What I do want you to listen about has more to do with your vocation than your car. Take a few minutes and get a notebook (if you really want to be ahead of the hip crowd pick up one of these) and write down in three words a description of what a pastor should give himself to. What did you write down?
Knowing you, I am going to guess you’ve written down “teaching, leadership, planning.” Not bad. However, the trend of the ministerial and church culture lately would have you write down something like “candles, conversation, and contemplation.” Good try by both sides but everybody here is wrong. Mostly.
If you picked up any of those Peterson books I recommended last week you will have found him talking about the three essential things to pastoral vocation. I like to call them the Pastoral Golden Triangle. The Triangle consists of prayer, scripture and people. Those are the three words that define what a pastor should daily give himself to.
Prayer: addressing yourself to God and asking Him to intercede in grace for yourself, your people, your city and the world. Please don’t believe that you have any ability or power to change the hearts and lives of the people in your ministry. Spiritual transformation happens only by spiritual means. Prayer is that means. Take note that the Apostles clearly saw fifty percent of their work being bound up in prayer (Acts 6:4). The pastoral work is prayer.
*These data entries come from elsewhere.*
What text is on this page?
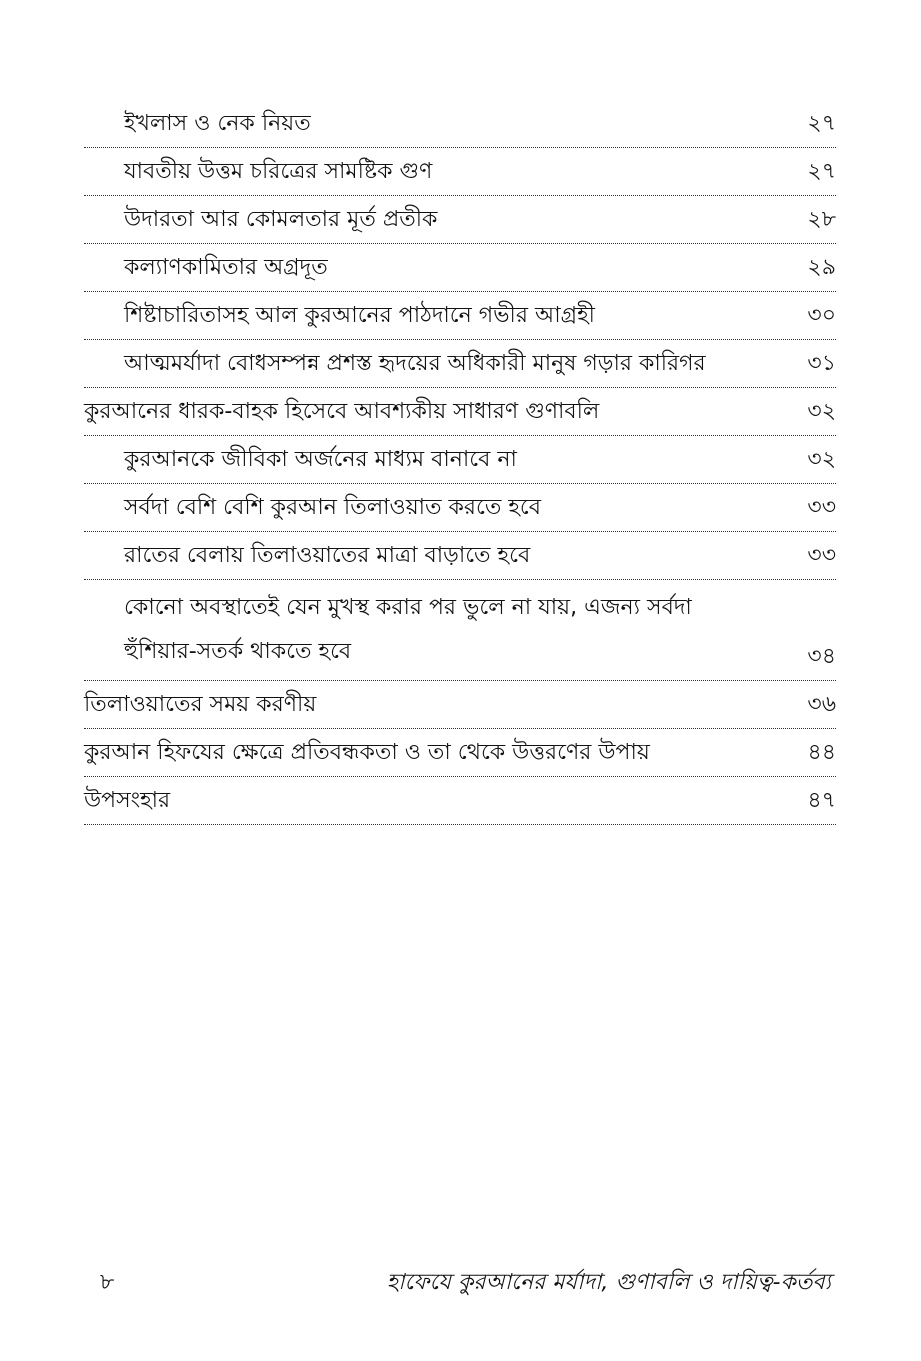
ইখলাস ও নেক নিয়ত	২৭
যাবতীয় উত্তম চরিত্রের সামষ্টিক গুণ	২৭
উদারতা আর কোমলতার মূর্ত প্রতীক	২৮
কল্যাণকামিতার অগ্রদূত	২৯
শিষ্টাচারিতাসহ আল কুরআনের পাঠদানে গভীর আগ্রহী	৩০
আত্মমর্যাদা বোধসম্পন্ন প্রশস্ত হৃদয়ের অধিকারী মানুষ গড়ার কারিগর	৩১
কুরআনের ধারক-বাহক হিসেবে আবশ্যকীয় সাধারণ গুণাবলি	৩২
কুরআনকে জীবিকা অর্জনের মাধ্যম বানাবে না	৩২
সর্বদা বেশি বেশি কুরআন তিলাওয়াত করতে হবে	৩৩
রাতের বেলায় তিলাওয়াতের মাত্রা বাড়াতে হবে	৩৩
কোনো অবস্থাতেই যেন মুখস্থ করার পর ভুলে না যায়, এজন্য সর্বদা হুঁশিয়ার-সতর্ক থাকতে হবে	৩৪
তিলাওয়াতের সময় করণীয়	৩৬
কুরআন হিফযের ক্ষেত্রে প্রতিবন্ধকতা ও তা থেকে উত্তরণের উপায়	৪৪
উপসংহার	৪৭
৮	হাফেযে কুরআনের মর্যাদা, গুণাবলি ও দায়িত্ব-কর্তব্য
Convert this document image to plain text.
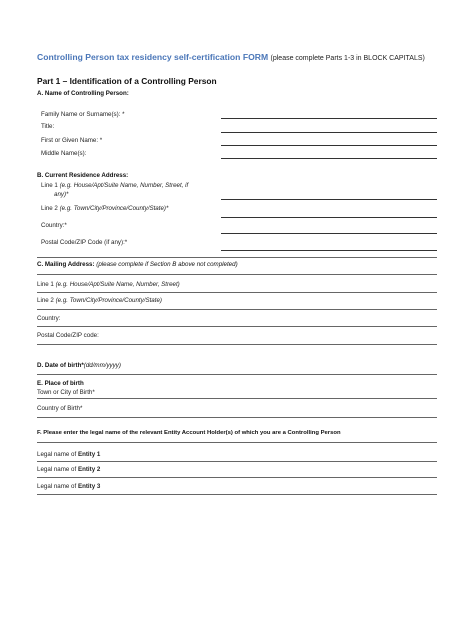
Controlling Person tax residency self-certification FORM (please complete Parts 1-3 in BLOCK CAPITALS)
Part 1 – Identification of a Controlling Person
A. Name of Controlling Person:
Family Name or Surname(s): *
Title:
First or Given Name: *
Middle Name(s):
B. Current Residence Address:
Line 1 (e.g. House/Apt/Suite Name, Number, Street, if
any)*
Line 2 (e.g. Town/City/Province/County/State)*
Country:*
Postal Code/ZIP Code (if any):*
C. Mailing Address: (please complete if Section B above not completed)
Line 1 (e.g. House/Apt/Suite Name, Number, Street)
Line 2 (e.g. Town/City/Province/County/State)
Country:
Postal Code/ZIP code:
D. Date of birth*(dd/mm/yyyy)
E. Place of birth
Town or City of Birth*
Country of Birth*
F. Please enter the legal name of the relevant Entity Account Holder(s) of which you are a Controlling Person
Legal name of Entity 1
Legal name of Entity 2
Legal name of Entity 3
Scripture: giving God room to speak His Word into your life and your ministry. Much of the problem with church these days is that everyone wants to talk and write and be experts on growth and groups and strategies and paradigms and so on and so forth. Nobody wants to be quiet and listen to The Word. Much of the trouble in American Christianity is an authority problem, namely that we don’t want to submit ourselves to the authority of the God and what He has said in His Word. So we’re stupid chatterboxes that think we know it all.
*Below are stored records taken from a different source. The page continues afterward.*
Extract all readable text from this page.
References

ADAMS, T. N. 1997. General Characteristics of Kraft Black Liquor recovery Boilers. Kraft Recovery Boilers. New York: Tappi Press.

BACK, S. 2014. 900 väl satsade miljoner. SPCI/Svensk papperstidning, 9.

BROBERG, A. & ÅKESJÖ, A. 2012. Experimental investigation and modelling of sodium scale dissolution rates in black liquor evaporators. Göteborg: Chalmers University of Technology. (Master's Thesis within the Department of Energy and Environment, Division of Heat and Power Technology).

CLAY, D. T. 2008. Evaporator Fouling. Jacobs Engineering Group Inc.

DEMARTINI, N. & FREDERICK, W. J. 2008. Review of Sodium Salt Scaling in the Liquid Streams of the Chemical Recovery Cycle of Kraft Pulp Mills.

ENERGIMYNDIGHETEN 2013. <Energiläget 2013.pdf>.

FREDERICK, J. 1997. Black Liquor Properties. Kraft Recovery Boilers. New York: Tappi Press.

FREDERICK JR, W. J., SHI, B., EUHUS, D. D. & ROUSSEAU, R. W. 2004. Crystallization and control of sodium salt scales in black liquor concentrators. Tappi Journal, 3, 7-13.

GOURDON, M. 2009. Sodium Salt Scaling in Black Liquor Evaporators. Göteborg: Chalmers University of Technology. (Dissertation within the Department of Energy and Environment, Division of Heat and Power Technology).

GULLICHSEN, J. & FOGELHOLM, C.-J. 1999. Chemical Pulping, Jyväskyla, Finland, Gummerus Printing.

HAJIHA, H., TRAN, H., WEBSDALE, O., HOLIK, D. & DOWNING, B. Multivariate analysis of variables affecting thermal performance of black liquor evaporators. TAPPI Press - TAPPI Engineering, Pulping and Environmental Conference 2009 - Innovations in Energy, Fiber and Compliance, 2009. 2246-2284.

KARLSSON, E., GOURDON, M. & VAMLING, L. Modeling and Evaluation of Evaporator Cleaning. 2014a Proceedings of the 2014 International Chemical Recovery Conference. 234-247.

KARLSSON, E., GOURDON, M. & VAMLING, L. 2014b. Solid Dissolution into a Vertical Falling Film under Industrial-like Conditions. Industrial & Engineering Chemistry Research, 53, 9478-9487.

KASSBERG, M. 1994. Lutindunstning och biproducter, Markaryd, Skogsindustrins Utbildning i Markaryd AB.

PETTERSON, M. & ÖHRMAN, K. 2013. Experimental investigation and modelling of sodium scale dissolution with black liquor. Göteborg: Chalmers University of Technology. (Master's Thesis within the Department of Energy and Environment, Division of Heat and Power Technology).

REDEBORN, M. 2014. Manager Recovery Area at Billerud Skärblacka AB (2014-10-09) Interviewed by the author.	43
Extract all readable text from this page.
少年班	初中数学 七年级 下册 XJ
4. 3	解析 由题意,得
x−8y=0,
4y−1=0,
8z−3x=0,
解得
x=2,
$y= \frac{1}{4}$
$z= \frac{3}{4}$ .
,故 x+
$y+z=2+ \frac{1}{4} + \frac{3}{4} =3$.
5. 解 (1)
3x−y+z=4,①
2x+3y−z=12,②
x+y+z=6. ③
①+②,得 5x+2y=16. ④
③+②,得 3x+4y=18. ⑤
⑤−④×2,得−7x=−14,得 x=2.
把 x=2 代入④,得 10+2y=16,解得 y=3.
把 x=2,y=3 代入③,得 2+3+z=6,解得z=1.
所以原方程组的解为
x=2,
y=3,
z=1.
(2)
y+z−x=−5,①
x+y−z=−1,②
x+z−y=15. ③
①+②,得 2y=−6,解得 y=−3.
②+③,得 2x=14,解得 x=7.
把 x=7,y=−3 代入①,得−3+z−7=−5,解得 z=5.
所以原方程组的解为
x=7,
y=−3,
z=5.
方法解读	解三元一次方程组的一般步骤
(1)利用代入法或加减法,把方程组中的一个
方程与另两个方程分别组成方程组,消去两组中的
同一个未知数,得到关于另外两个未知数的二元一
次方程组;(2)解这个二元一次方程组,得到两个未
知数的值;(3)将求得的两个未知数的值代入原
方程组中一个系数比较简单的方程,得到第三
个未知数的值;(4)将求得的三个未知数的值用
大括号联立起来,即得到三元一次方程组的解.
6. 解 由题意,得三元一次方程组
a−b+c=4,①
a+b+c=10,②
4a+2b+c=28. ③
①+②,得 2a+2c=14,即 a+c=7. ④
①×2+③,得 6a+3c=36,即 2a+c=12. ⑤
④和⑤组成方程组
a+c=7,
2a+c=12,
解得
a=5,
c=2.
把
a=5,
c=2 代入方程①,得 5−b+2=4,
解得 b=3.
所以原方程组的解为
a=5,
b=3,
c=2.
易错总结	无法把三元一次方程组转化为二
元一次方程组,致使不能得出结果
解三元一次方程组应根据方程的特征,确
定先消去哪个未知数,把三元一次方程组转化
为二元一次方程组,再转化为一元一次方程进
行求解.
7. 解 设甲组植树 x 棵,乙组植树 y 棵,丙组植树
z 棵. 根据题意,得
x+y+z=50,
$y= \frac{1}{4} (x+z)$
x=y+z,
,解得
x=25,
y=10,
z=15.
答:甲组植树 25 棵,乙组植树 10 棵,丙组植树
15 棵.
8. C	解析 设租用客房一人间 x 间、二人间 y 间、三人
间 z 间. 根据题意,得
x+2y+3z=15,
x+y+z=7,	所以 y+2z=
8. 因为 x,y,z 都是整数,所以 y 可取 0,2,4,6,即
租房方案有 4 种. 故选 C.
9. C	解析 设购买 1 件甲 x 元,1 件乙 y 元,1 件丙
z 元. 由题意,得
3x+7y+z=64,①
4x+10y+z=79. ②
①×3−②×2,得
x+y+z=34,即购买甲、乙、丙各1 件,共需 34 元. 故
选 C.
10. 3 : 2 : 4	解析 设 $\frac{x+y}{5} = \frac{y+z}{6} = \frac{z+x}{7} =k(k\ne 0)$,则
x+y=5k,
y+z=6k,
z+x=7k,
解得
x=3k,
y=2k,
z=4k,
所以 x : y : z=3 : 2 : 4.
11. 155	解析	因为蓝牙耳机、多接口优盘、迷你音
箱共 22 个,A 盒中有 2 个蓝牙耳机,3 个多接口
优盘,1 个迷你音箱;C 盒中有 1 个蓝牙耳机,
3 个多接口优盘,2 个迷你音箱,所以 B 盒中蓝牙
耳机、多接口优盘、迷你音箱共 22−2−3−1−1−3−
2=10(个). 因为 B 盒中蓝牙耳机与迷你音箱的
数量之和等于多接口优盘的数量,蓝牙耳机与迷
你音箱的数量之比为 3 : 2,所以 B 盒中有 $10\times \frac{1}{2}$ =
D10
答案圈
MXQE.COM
Be different. Give your life to listening to God from His Word. Give your life to understanding it well. Then humbly, boldly, clearly tell others what He says. Some will ridicule study and original languages and theology as nerd-work for the geeks who don't know how to relate to real people and scholars. Some will say we need to be people of action and drive and doing things. Listen to the Voice that says “blessed is the man… whose delight is in the law of the Lord” (Psalm 1). Eat the Book, and let it be a fire in your bones.
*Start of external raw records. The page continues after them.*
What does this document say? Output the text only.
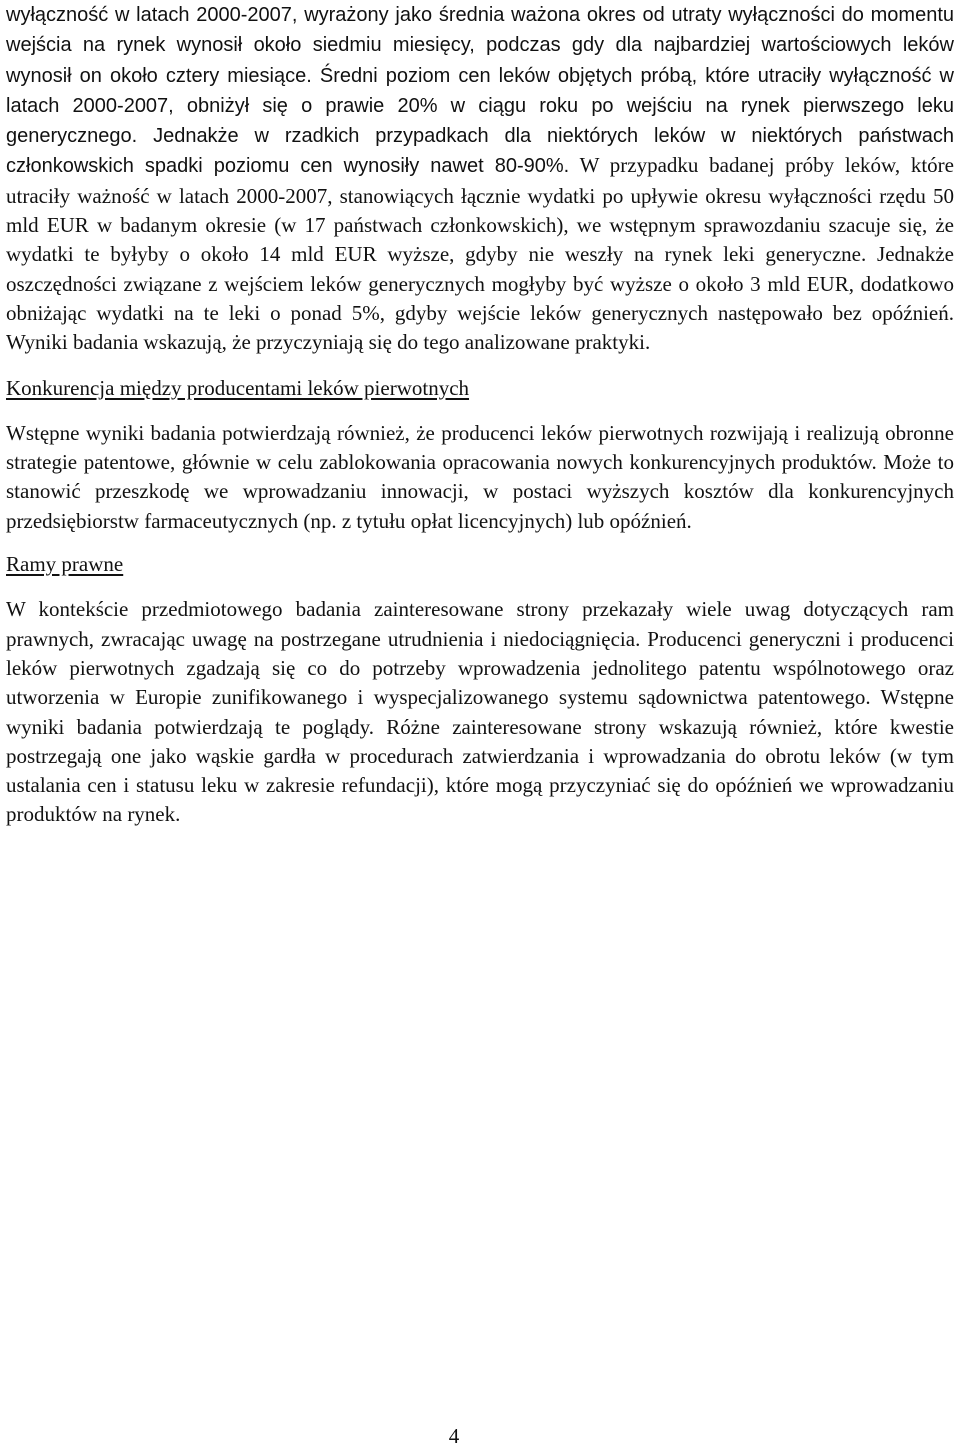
wyłączność w latach 2000-2007, wyrażony jako średnia ważona okres od utraty wyłączności do momentu wejścia na rynek wynosił około siedmiu miesięcy, podczas gdy dla najbardziej wartościowych leków wynosił on około cztery miesiące. Średni poziom cen leków objętych próbą, które utraciły wyłączność w latach 2000-2007, obniżył się o prawie 20% w ciągu roku po wejściu na rynek pierwszego leku generycznego. Jednakże w rzadkich przypadkach dla niektórych leków w niektórych państwach członkowskich spadki poziomu cen wynosiły nawet 80-90%. W przypadku badanej próby leków, które utraciły ważność w latach 2000-2007, stanowiących łącznie wydatki po upływie okresu wyłączności rzędu 50 mld EUR w badanym okresie (w 17 państwach członkowskich), we wstępnym sprawozdaniu szacuje się, że wydatki te byłyby o około 14 mld EUR wyższe, gdyby nie weszły na rynek leki generyczne. Jednakże oszczędności związane z wejściem leków generycznych mogłyby być wyższe o około 3 mld EUR, dodatkowo obniżając wydatki na te leki o ponad 5%, gdyby wejście leków generycznych następowało bez opóźnień. Wyniki badania wskazują, że przyczyniają się do tego analizowane praktyki.

Konkurencja między producentami leków pierwotnych

Wstępne wyniki badania potwierdzają również, że producenci leków pierwotnych rozwijają i realizują obronne strategie patentowe, głównie w celu zablokowania opracowania nowych konkurencyjnych produktów. Może to stanowić przeszkodę we wprowadzaniu innowacji, w postaci wyższych kosztów dla konkurencyjnych przedsiębiorstw farmaceutycznych (np. z tytułu opłat licencyjnych) lub opóźnień.

Ramy prawne

W kontekście przedmiotowego badania zainteresowane strony przekazały wiele uwag dotyczących ram prawnych, zwracając uwagę na postrzegane utrudnienia i niedociągnięcia. Producenci generyczni i producenci leków pierwotnych zgadzają się co do potrzeby wprowadzenia jednolitego patentu wspólnotowego oraz utworzenia w Europie zunifikowanego i wyspecjalizowanego systemu sądownictwa patentowego. Wstępne wyniki badania potwierdzają te poglądy. Różne zainteresowane strony wskazują również, które kwestie postrzegają one jako wąskie gardła w procedurach zatwierdzania i wprowadzania do obrotu leków (w tym ustalania cen i statusu leku w zakresie refundacji), które mogą przyczyniać się do opóźnień we wprowadzaniu produktów na rynek.

4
People: giving yourself to relationships of teaching, reproof, correction, training in righteousness, encouragement, counsel and service (2 Timothy 3:16–17)). Link your prayers for people and your exposure to Scripture with people. Spend time praying with people. Give yourself to talking about God’s Word with people. Intersect God with people by means of prayer, Scripture and your presence with them in that. You don’t have to know it all, in fact don’t even pretend you do. Let God’s Word form the agenda for their life. When you don’t know what to do with people, pray with them.
I know the counsel in this letter sounds very rudimentary. You’ll be tempted to flashier methods and programs. Pastoral vocation though is nothing without The Golden Triangle. Don’t sell your soul for the glitter of the age (and another dumb conference of “how-to’s”). Prayer, Scripture, People. The Father, Son and Holy Spirit will show up in profound ways as you minister within these three.